And with one almighty clanger the whole of Britain said "How can we trust these people on ID cards ?"
But don't think that'll stop them, any more than voters rejecting it stopped the EU constitution or the North East referendum will stop them trying to break up England into 'regions'.
On tonight's PM programme Jane Kennedy, Secretary to the Treasury was arguing that the IR systems were old and therefore less secure, whereas the shiny new e-enabled identity scheme was more modern and therefore would be more secure. At which my daughter said "It's like the Titanic, the 'unsinkable' ship".
Of course it makes very little difference how old the system is, given that at the heart of just about every system is a database - unless you encrypt the database and build decryption into the access method.
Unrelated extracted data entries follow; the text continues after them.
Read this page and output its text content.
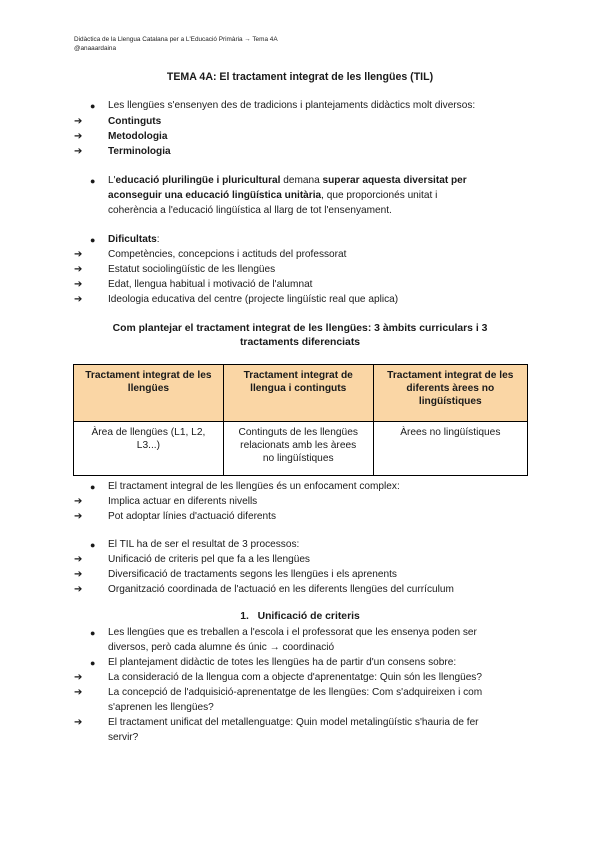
Didàctica de la Llengua Catalana per a L'Educació Primària → Tema 4A
@anaaardaina
TEMA 4A: El tractament integrat de les llengües (TIL)
● Les llengües s'ensenyen des de tradicions i plantejaments didàctics molt diversos:
➔	Continguts
➔	Metodologia
➔	Terminologia
● L'educació plurilingüe i pluricultural demana superar aquesta diversitat per
aconseguir una educació lingüística unitària, que proporcionés unitat i
coherència a l'educació lingüística al llarg de tot l'ensenyament.
● Dificultats:
➔	Competències, concepcions i actituds del professorat
➔	Estatut sociolingüístic de les llengües
➔	Edat, llengua habitual i motivació de l'alumnat
➔	Ideologia educativa del centre (projecte lingüístic real que aplica)
Com plantejar el tractament integrat de les llengües: 3 àmbits curriculars i 3
tractaments diferenciats
Tractament integrat de les
llengües	Tractament integrat de
llengua i continguts	Tractament integrat de les
diferents àrees no
lingüístiques
Àrea de llengües (L1, L2,
L3...)	Continguts de les llengües
relacionats amb les àrees
no lingüístiques	Àrees no lingüístiques
● El tractament integral de les llengües és un enfocament complex:
➔	Implica actuar en diferents nivells
➔	Pot adoptar línies d'actuació diferents
● El TIL ha de ser el resultat de 3 processos:
➔	Unificació de criteris pel que fa a les llengües
➔	Diversificació de tractaments segons les llengües i els aprenents
➔	Organització coordinada de l'actuació en les diferents llengües del currículum
1. Unificació de criteris
● Les llengües que es treballen a l'escola i el professorat que les ensenya poden ser
diversos, però cada alumne és únic → coordinació
● El plantejament didàctic de totes les llengües ha de partir d'un consens sobre:
➔	La consideració de la llengua com a objecte d'aprenentatge: Quin són les llengües?
➔	La concepció de l'adquisició-aprenentatge de les llengües: Com s'adquireixen i com
s'aprenen les llengües?
➔	El tractament unificat del metallenguatge: Quin model metalingüístic s'hauria de fer
servir?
Strong encrypting/decrypting takes time and computer resource, slowing response times and making bulk querying of the data a big job for even modern computers. Third parties can send data to HMRC via a "secure gateway", although it would take a long time to shove 25 million records down a pipe. A disk is probably as good a way as any - if you encrypt the data and use a trusted courier. I wouldn't like to be in the shoes of the poor chap who dropped this particular testis.
Systems were in fact a lot more secure twenty years back, when pretty much everything was on a mainframe or midrange. If you did wander out with a tape under your arm you'd still need an IBM tape machine and some kind of large computer. Now an ill-intentioned person could get all those client details onto a keyring flash drive or with a quick CD burn, and have all the resources to dice and slice the data available at home. I wonder if and how HMRC stop flash drive usage, given that USB runs the keyboard and mouse on modern PCs ?
(Ms Kennedy's qualifications for making her statement include "residential child care officer at Liverpool City Council (LCC) (1979-1983) and care assistant at LCC Social Services (1983-88). Other past roles include Branch Secretary (1983-88) and Area Organiser (1988-92) of the National Union of Public Employees (NUPE)").